Por Luis Miguel Aragón

 

La decisión del Partido Acción Nacional (PAN) de abrir el 100 por ciento de sus candidaturas para permitir que personas sin militancia y ciudadanos interesados puedan aspirar a cargos de elección popular rumbo al proceso electoral de 2027, dejando atrás el esquema tradicional de designaciones por parte de las dirigencias, no ha generado, hasta ahora, el efecto que sus promotores esperaban.

En lugar de observar una amplia participación de perfiles ciudadanos, quienes primero levantaron la mano fueron personajes ampliamente conocidos en la política sudcaliforniana, varios de ellos con antecedentes como candidatos o militantes de otras fuerzas políticas. Fueron precisamente estos actores quienes difundieron en redes sociales su inscripción en las listas preliminares del blanquiazul. De ser seleccionados, llegarían con la ventaja de aprovechar la estructura, el posicionamiento y el capital político que el PAN conserva como punto de partida.

De acuerdo con el dirigente nacional del partido, Acción Nacional recibió más de 12 mil solicitudes para participar como “Defensores de la Patria”, una convocatoria que incluye tanto a militantes como a ciudadanos sin afiliación partidista interesados en competir por gubernaturas, alcaldías, diputaciones y regidurías.

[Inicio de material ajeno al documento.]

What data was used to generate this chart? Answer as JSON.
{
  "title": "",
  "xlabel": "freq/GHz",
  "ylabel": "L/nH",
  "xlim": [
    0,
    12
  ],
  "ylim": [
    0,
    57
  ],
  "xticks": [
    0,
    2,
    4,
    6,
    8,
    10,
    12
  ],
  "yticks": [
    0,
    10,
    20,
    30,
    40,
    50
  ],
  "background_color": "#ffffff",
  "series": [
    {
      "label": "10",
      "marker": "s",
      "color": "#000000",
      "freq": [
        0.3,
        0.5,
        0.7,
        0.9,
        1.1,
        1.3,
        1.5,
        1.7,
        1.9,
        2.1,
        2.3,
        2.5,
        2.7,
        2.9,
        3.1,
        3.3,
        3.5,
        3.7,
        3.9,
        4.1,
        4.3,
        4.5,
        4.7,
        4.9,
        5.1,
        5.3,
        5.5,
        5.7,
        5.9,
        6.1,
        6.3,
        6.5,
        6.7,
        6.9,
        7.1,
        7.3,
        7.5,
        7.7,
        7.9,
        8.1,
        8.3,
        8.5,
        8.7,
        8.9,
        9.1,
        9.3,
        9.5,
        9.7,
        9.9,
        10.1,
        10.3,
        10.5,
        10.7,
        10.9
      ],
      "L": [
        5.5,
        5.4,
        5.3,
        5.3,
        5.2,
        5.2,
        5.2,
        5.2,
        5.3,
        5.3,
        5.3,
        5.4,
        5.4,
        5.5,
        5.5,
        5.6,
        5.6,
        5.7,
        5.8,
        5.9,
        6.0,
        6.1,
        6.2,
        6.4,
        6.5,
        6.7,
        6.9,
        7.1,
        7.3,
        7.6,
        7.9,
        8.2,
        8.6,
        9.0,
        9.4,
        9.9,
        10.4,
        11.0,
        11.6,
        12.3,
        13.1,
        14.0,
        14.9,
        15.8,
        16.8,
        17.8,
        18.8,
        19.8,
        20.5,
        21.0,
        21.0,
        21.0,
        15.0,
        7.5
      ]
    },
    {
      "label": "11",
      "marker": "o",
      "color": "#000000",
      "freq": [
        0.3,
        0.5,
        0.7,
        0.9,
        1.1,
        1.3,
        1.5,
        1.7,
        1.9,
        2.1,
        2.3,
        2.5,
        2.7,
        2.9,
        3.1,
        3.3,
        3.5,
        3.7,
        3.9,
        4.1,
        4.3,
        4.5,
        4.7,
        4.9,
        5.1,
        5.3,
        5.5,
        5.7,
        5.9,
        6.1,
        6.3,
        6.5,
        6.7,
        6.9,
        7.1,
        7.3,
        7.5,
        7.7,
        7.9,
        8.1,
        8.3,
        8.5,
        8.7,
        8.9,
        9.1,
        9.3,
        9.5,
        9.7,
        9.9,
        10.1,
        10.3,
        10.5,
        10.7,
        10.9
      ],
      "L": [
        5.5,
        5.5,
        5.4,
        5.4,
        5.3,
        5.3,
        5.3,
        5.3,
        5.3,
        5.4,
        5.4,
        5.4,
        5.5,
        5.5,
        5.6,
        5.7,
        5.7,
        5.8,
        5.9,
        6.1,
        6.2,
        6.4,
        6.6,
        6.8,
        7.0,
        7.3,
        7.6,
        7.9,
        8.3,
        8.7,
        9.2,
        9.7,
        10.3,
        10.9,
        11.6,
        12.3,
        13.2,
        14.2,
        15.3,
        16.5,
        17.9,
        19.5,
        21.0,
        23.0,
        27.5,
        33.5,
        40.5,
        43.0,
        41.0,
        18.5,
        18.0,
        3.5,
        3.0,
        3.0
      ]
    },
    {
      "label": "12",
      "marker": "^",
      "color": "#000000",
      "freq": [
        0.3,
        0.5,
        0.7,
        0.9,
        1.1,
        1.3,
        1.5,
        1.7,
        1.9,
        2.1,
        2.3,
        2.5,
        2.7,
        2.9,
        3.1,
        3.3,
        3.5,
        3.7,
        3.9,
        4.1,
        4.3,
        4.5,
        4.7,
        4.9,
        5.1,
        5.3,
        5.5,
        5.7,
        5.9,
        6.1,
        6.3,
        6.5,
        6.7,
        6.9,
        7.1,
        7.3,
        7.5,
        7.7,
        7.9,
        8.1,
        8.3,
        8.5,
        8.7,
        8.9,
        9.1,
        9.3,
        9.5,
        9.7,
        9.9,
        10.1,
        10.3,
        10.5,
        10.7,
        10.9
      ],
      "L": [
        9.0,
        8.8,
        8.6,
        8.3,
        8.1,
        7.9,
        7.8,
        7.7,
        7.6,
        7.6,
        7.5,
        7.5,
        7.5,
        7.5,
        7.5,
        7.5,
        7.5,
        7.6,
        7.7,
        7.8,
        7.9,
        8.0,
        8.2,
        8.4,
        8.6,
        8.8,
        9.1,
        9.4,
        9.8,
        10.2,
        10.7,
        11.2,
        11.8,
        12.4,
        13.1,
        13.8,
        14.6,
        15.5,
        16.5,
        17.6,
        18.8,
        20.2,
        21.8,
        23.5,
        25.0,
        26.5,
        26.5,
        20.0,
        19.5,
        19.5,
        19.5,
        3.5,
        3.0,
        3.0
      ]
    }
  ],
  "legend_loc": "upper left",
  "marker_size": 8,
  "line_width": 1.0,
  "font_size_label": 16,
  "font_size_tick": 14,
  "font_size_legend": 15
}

Habrá que esperar la publicación de las listas definitivas para conocer si la apuesta por abrir las candidaturas realmente permitió el acceso de ciudadanos sin trayectoria partidista o si terminó convirtiéndose en una nueva puerta de entrada para políticos de siempre que buscan una nueva plataforma electoral.

La verdadera prueba para el PAN no será presumir el número de registros, sino demostrar que la apertura fue auténtica y no una simple estrategia de imagen. Si las candidaturas terminan en manos de los mismos perfiles que han transitado de partido en partido, el mensaje será claro: cambió el mecanismo, pero no las prácticas. Y si, además, la militancia vuelve a quedar relegada frente a los llamados “externos”, el riesgo no solo será decepcionar a quienes han sostenido al partido durante años, sino confirmar que, en política, el reciclaje sigue teniendo más oportunidades que la renovación.